PretyImperfction











{January 30, 2017}   For The Love of Hooks Event – 2011

An old post that didn’t make it on here for some reason.

This weekend was For the love of hooks event, it was a skindependant fundraiser that i am proud to say was apart of. I don’t know why flesh hook suspension have always interested me but since i was 16 i was in love and i wanted to do it. This time it was my second suspension and I won’t say it was easier than the first because i dont think it was, it just went smoother than the first and i was happier about this one.

Being suspended by your own skin is not easy. Not everyone can fathom why i do it, why i love it, why i find watching it one of the most beautiful things in the world. But that is sacred to me so it doesn’t really matter. The body amazes me, what we can put our body through, what we can over come by sheer will power, astounds me.

I was hung on saturday the 23rd of july 2011. I was surround by the most amazing people, i had dear friends there supporting me and others. I had the skindependant crew taking care of me each step of the way, and i had my partners there.

I had two hooks in my back and two in my knees, its called a 4pt lotus, though its not really a lotus since my legs arent crossed and the other lotus’ look way better. I had people wandering around me checking the rigging, i had a crew member holding my hand and giving me a step by step kind of what to expect thing from his own experience. There was people dancing around to music, and to no music, there was bromance moments, there was laughter and smiles. The atmosphere of these events blows me away.

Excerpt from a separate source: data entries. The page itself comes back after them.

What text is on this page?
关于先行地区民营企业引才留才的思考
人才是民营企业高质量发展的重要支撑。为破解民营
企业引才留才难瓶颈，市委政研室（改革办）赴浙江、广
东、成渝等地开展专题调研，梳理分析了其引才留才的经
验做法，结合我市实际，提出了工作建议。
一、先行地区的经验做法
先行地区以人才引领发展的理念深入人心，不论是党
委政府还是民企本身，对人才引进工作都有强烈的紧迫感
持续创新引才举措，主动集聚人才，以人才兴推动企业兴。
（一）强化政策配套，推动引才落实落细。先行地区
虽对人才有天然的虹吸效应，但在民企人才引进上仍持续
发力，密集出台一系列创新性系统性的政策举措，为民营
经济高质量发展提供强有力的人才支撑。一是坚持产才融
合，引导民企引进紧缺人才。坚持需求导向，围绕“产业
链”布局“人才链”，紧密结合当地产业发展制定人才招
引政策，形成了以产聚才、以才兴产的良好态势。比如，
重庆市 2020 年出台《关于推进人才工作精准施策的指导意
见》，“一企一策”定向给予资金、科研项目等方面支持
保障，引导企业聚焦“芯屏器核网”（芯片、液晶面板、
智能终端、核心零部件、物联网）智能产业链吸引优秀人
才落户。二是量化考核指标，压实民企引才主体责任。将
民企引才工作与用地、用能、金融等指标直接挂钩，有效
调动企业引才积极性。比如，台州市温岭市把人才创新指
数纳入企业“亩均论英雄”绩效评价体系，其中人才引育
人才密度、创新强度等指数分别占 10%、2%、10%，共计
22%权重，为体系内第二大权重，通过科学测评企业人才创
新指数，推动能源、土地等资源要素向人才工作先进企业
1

Watching others endure the fight against themselves in those moments and then seeing their face when they win against it, its one of the most beautiful things ive ever seen. I find beauty in flesh hook suspensions and always have and always will.

With my own suspension I got to a point where i doubted myself in a very big way. I was so damn close but i didn’t think I could go any further, I panicked inside because i wanted this so damn badly and was afraid my body was going to prevent me from finishing what I had started. My feet were off the ground and i felt like i was sitting on this weird angle, i was so close to being off that seat and i told them up and i was just about to stay stop but i shut my mouth and kept going til i was off that seat and in the air. I was so so lucky when it come to the music being played because i just sat there with my eyes closed singing to myself, calming myself.

Okay so the video is not the most flattering for my larger figure but hey, you get the picture. It was hard to try and have my head up, i was happy with it bowed down and eyes shut just feeling that i had won over my own mind and body. It took a long time to get in the air, and for others they are up within a couple of minutes. This is easier for some rather than others, and I do find this extremely hard to do. So i took my time and i got it in the end. I was in the air for about 6mins, some can easily do 15mins, but i got my 6 and that was all i wanted. I didn’t need more, i couldn’t do more but what i did was for me and no one else in those moments.

I am struggling with my depression severely at the moment, i am still feeling my body having withdrawls from my old anti depressants, its this odd almost dizzy feeling. I delt with that the entire day, i delt with it through my suspension. But if i could deal with it then, then my next flight is going to be even better.

I spent the whole day there, i didnt get to see maybe 3/4 suspensions of the whole day because i had been sitting on cold hard seats for hours and i needed to go to bed. I was stuffed. It took a hell of a lot out of my body and my mind, i was almost in tears so many times throughout the day because i was so proud of everyone who gave it a go, some succeeded and some didn’t But it didn’t matter because they did everything they could. And sometimes your body does fail you, this is not a natural thing for your body to go through. So by the time i got home i could hardly move, i wanted so so badly to be able to go to day 2 but i have been in bed all day. My muscles are finally forgiving me and i am able to get out of bed without johntys help.

This weekend empowered me in a way that i needed so badly. With everything that i deal with within myself, i needed that moment where i won against my body and mind and succeeded in what i wanted to do. And i did it, and i realize why everyone is so proud of me. I am proud of me, and if I can swing from hooks through my skin, then I can get through this black patch that i am going through.

For everyone who made the day what it was, i am thankful. For the crew who went around with vomit buckets, bandages, rigging, to simply making some one smile because they are nervous. They are all beautiful people who are passionate about what they do, and they have fun doing it. i was in such good hands, and so were the rest of those being suspended, I don’t think I would want any other crew doing this than these guys. I am so so glad that I got to be a part of this event, and I will be apart of more.

There is beauty in everything, and i find it in the strangest of places. Suspensions can only be described by me as beautiful, the people who do it and are part of it are all beautiful to me.